Marcellus Shale Update
The Pennsylvania Supreme Court on December 19, 2013, issued its widely anticipated decision in the case of Robinson Township, et al v. Commonwealth of Pennsylvania, et al. This decision has sent shockwaves through the natural gas and oil industry and has been enthusiastically received by environmental rights organizations as well as municipal officials. While the full impact of the decision is yet to be seen, perhaps the most significant part of the decision for municipalities was the Supreme Court’s declaration of the unconstitutionality of Section 3304 of Act 13, which required municipalities to adopt uniform zoning ordinances that would allow drilling in all zoning districts and preempted any municipal regulations to the contrary.
The Supreme Court affirmed a deeply split Commonwealth Court which ruled that the Act 13 requirement that municipalities bring their zoning ordinances into compliance with the statute forced local governments to violate substantive due process by allowing incompatible uses in their district, including residential districts. While four of the six Supreme Court Justices ruled that Section 3304 of Act 13 is unconstitutional, only one of them, Justice Max Baer, based his decision on substantive due process grounds. The other three Justices ruled that Section 3304 violated the Environmental Rights Amendment to the Pennsylvania State Constitution, which provides that the “Commonwealth” has an obligation to deter actions of private parties that are likely to harm the environment and public natural resources. Justices Castille, Todd and McCaffrey interpreted the word “Commonwealth” to encompass state and local government, to wit municipalities. They held that the uniform scheme under Section 3304 is unconstitutional because the Legislature cannot take from local government and assign to the state the duty to act as a trustee to preserve the public natural resources.
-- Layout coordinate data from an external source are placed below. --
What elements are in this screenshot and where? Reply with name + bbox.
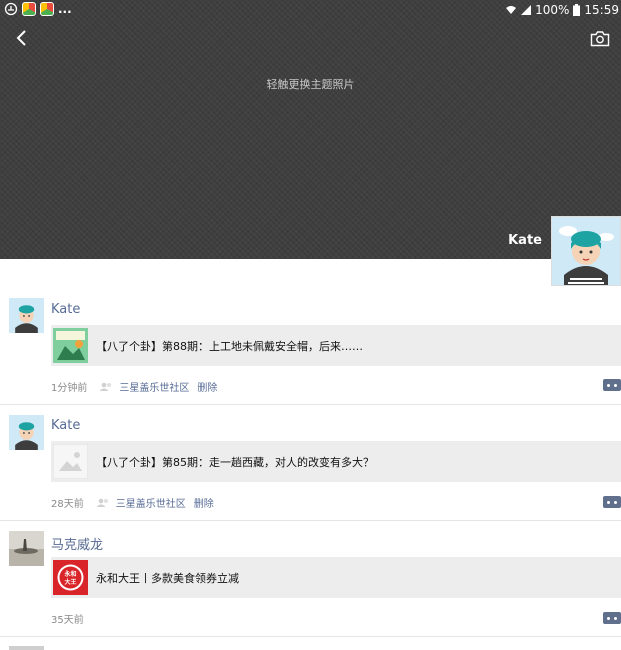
more-notifications: ... (58, 2, 72, 16)
comment-like-button[interactable] (603, 496, 621, 508)
battery-icon (573, 4, 581, 16)
back-icon[interactable] (14, 28, 30, 48)
post-user-name[interactable]: 马克威龙 (51, 534, 103, 553)
comment-like-button[interactable] (603, 612, 621, 624)
delete-button[interactable]: 删除 (197, 379, 217, 394)
post-source[interactable]: 三星盖乐世社区 (116, 495, 186, 510)
link-title: 永和大王丨多款美食领券立减 (96, 572, 239, 585)
post-time: 35天前 (51, 615, 84, 626)
clock: 15:59 (584, 3, 619, 17)
cartoon-avatar-image (9, 298, 44, 333)
post-user-name[interactable]: Kate (51, 418, 80, 433)
post-avatar[interactable] (9, 415, 44, 450)
moment-post: Kate 【八了个卦】第88期：上工地未佩戴安全帽，后来…… 1分钟前 三星盖乐… (0, 259, 621, 405)
link-title: 【八了个卦】第88期：上工地未佩戴安全帽，后来…… (96, 340, 363, 353)
post-meta: 35天前 (51, 611, 84, 626)
delete-button[interactable]: 删除 (194, 495, 214, 510)
visibility-icon (99, 382, 112, 391)
notification-icon (4, 2, 18, 16)
moment-post: 马克威龙 永和 大王 永和大王丨多款美食领券立减 35天前 (0, 521, 621, 637)
cartoon-avatar-image (9, 415, 44, 450)
article-thumbnail-image (53, 328, 88, 363)
post-avatar[interactable] (9, 531, 44, 566)
cover-photo[interactable] (0, 0, 621, 259)
moment-post: Kate 【八了个卦】第85期：走一趟西藏，对人的改变有多大？ 28天前 三星盖… (0, 405, 621, 521)
status-bar: ... 100% 15:59 (0, 0, 621, 20)
camera-icon[interactable] (590, 30, 610, 47)
visibility-icon (96, 498, 108, 507)
post-meta: 28天前 三星盖乐世社区 删除 (51, 495, 214, 510)
brand-logo-thumbnail: 永和 大王 (53, 560, 88, 595)
app-notification-icon (22, 2, 36, 16)
battery-percent: 100% (535, 3, 570, 17)
svg-text:大王: 大王 (64, 578, 76, 586)
landscape-avatar-image (9, 531, 44, 566)
link-thumbnail (52, 443, 89, 480)
post-time: 1分钟前 (51, 383, 88, 394)
post-time: 28天前 (51, 499, 84, 510)
link-thumbnail (53, 328, 88, 363)
post-source[interactable]: 三星盖乐世社区 (119, 379, 189, 394)
shared-link-card[interactable]: 永和 大王 永和大王丨多款美食领券立减 (51, 557, 621, 598)
shared-link-card[interactable]: 【八了个卦】第88期：上工地未佩戴安全帽，后来…… (51, 325, 621, 366)
link-title: 【八了个卦】第85期：走一趟西藏，对人的改变有多大？ (96, 456, 374, 469)
shared-link-card[interactable]: 【八了个卦】第85期：走一趟西藏，对人的改变有多大？ (51, 441, 621, 482)
app-notification-icon (40, 2, 54, 16)
wifi-icon (506, 6, 517, 14)
link-thumbnail: 永和 大王 (53, 560, 88, 595)
profile-name: Kate (508, 233, 542, 248)
post-avatar[interactable] (9, 298, 44, 333)
divider (0, 636, 621, 637)
svg-text:永和: 永和 (63, 570, 76, 578)
post-avatar[interactable] (9, 646, 44, 650)
change-cover-hint[interactable]: 轻触更换主题照片 (0, 76, 621, 92)
signal-icon (521, 5, 532, 15)
post-user-name[interactable]: Kate (51, 302, 80, 317)
comment-like-button[interactable] (603, 379, 621, 391)
image-placeholder-icon (52, 443, 89, 480)
post-meta: 1分钟前 三星盖乐世社区 删除 (51, 379, 217, 394)
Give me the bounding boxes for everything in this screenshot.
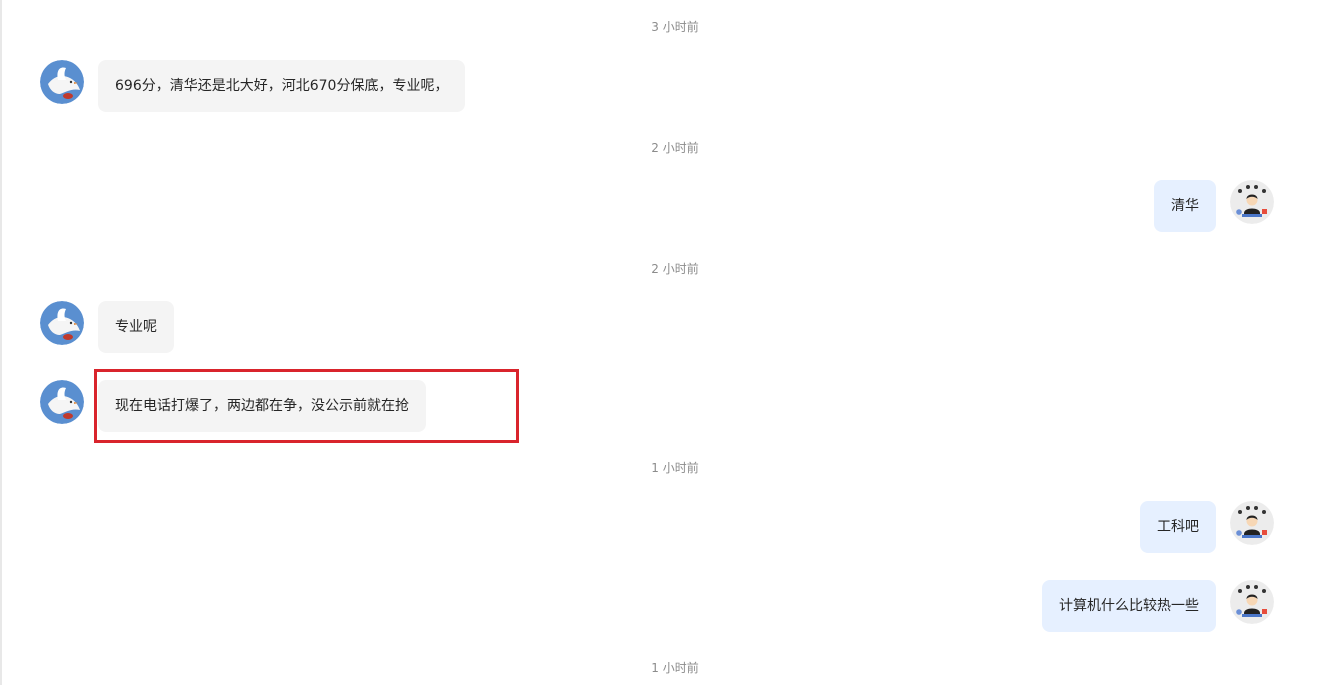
timestamp: 1 小时前: [651, 461, 699, 475]
timestamp: 3 小时前: [651, 20, 699, 34]
message-bubble[interactable]: 696分，清华还是北大好，河北670分保底，专业呢，: [98, 60, 466, 112]
message-bubble[interactable]: 专业呢: [98, 301, 174, 353]
dove-icon[interactable]: [40, 60, 84, 104]
advisor-cartoon-icon[interactable]: [1230, 180, 1274, 224]
dove-icon[interactable]: [40, 380, 84, 424]
highlight-annotation-box: [94, 369, 519, 443]
advisor-cartoon-icon[interactable]: [1230, 501, 1274, 545]
message-bubble[interactable]: 计算机什么比较热一些: [1042, 580, 1216, 632]
timestamp: 2 小时前: [651, 262, 699, 276]
panel-left-border: [0, 0, 2, 685]
dove-icon[interactable]: [40, 301, 84, 345]
message-bubble[interactable]: 工科吧: [1140, 501, 1216, 553]
timestamp: 2 小时前: [651, 141, 699, 155]
message-bubble[interactable]: 清华: [1154, 180, 1216, 232]
advisor-cartoon-icon[interactable]: [1230, 580, 1274, 624]
timestamp: 1 小时前: [651, 661, 699, 675]
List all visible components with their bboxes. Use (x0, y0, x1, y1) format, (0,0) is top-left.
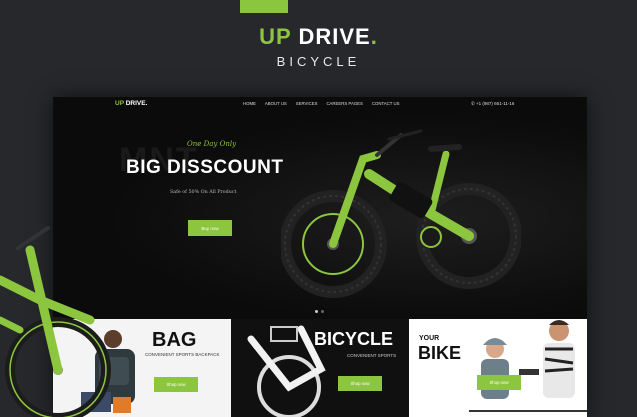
site-logo[interactable]: UP DRIVE. (115, 100, 147, 107)
nav-link-home[interactable]: HOME (243, 101, 256, 106)
nav-link-careers[interactable]: CAREERS PAGES (326, 101, 362, 106)
left-bike-image (0, 226, 111, 417)
slider-dot-2[interactable] (321, 310, 324, 313)
phone-icon: ✆ (471, 101, 475, 106)
hero-tagline: One Day Only (187, 140, 237, 148)
card-bag-title: BAG (152, 329, 197, 351)
hero-subtext: Safe of 50% On All Product (170, 190, 237, 195)
logo-drive: DRIVE. (123, 100, 148, 107)
top-accent-bar (240, 0, 288, 13)
card-your-bike-title: BIKE (418, 343, 462, 363)
nav-link-about[interactable]: ABOUT US (265, 101, 287, 106)
card-your-bike-shop-button[interactable]: Shop now (477, 375, 521, 390)
brand-word-drive: DRIVE (291, 24, 371, 49)
nav-links: HOME ABOUT US SERVICES CAREERS PAGES CON… (243, 101, 399, 106)
brand-subtitle: BICYCLE (276, 54, 361, 69)
riders-image (469, 320, 587, 412)
card-bicycle-title: BICYCLE (314, 329, 394, 349)
buy-now-button[interactable]: Buy now (188, 220, 232, 236)
card-bag-subtitle: CONVENIENT SPORTS BACKPACK (145, 352, 220, 357)
card-bicycle-subtitle: CONVENIENT SPORTS (347, 353, 397, 358)
hero-bike-image (281, 129, 521, 298)
brand-title: UP DRIVE. (0, 24, 637, 50)
brand-word-up: UP (259, 24, 292, 49)
slider-dots (315, 310, 324, 313)
brand-dot: . (370, 24, 378, 49)
nav-phone[interactable]: ✆ +1 (987) 661-11-16 (471, 101, 514, 107)
logo-up: UP (115, 100, 124, 107)
card-bicycle-shop-button[interactable]: Shop now (338, 376, 382, 391)
card-your-bike: YOUR BIKE Shop now (409, 319, 587, 417)
top-nav: UP DRIVE. HOME ABOUT US SERVICES CAREERS… (53, 97, 587, 111)
card-bag-shop-button[interactable]: Shop now (154, 377, 198, 392)
nav-link-contact[interactable]: CONTACT US (372, 101, 400, 106)
nav-link-services[interactable]: SERVICES (296, 101, 318, 106)
phone-number: +1 (987) 661-11-16 (476, 101, 515, 106)
slider-dot-1[interactable] (315, 310, 318, 313)
card-your-bike-title-small: YOUR (419, 335, 440, 342)
hero-headline: BIG DISSCOUNT (126, 157, 284, 178)
card-bicycle: BICYCLE CONVENIENT SPORTS Shop now (231, 319, 409, 417)
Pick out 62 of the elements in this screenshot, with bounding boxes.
The Justices specifically noted that the Environmental Rights Amendment establishes two essential constitutional rights in the people of the Commonwealth: (1) the right of citizens to clean air and pure water, and to the preservation of natural, scenic, historic and aesthetic values of the environment; and (2) the common ownership of the people, including future generations, to Pennsylvania’s public natural resources. Surprisingly, only Justice Baer agreed with the majority of the Commonwealth Court that the Legislature, by enacting Act 13, had usurped the duty of local municipalities to impose and enforce community planning and the concomitant reliance by property owners, citizens and others on such community planning.
The Supreme Court’s decision effectively restores the state of the law as it existed prior to the adoption of Act 13 under the Oil and Gas Act. While the Supreme Court has previously held that municipalities cannot constitutionally enact ordinances that solely regulate or discriminate against the oil and gas industry, the Court has held that municipalities may validly use zoning ordinances to restrict oil and gas operations in certain areas pursuant to their inherent power to protect the health, safety and public welfare. The logical consequence of the Supreme Court decision will be the prohibition of oil and gas drilling in residential type districts and the requirement that the oil and gas companies satisfy specified criteria of either a conditional use or special exception proceeding, thus affording municipalities a greater degree of control over where and how the oil and natural gas drilling activities are conducted.
It is also likely that the Robinson Township decision will have farther reaching effects, including, for example, challenges to the ability of municipalities to regulate uses such as billboard advertising on solely environmental or aesthetic grounds.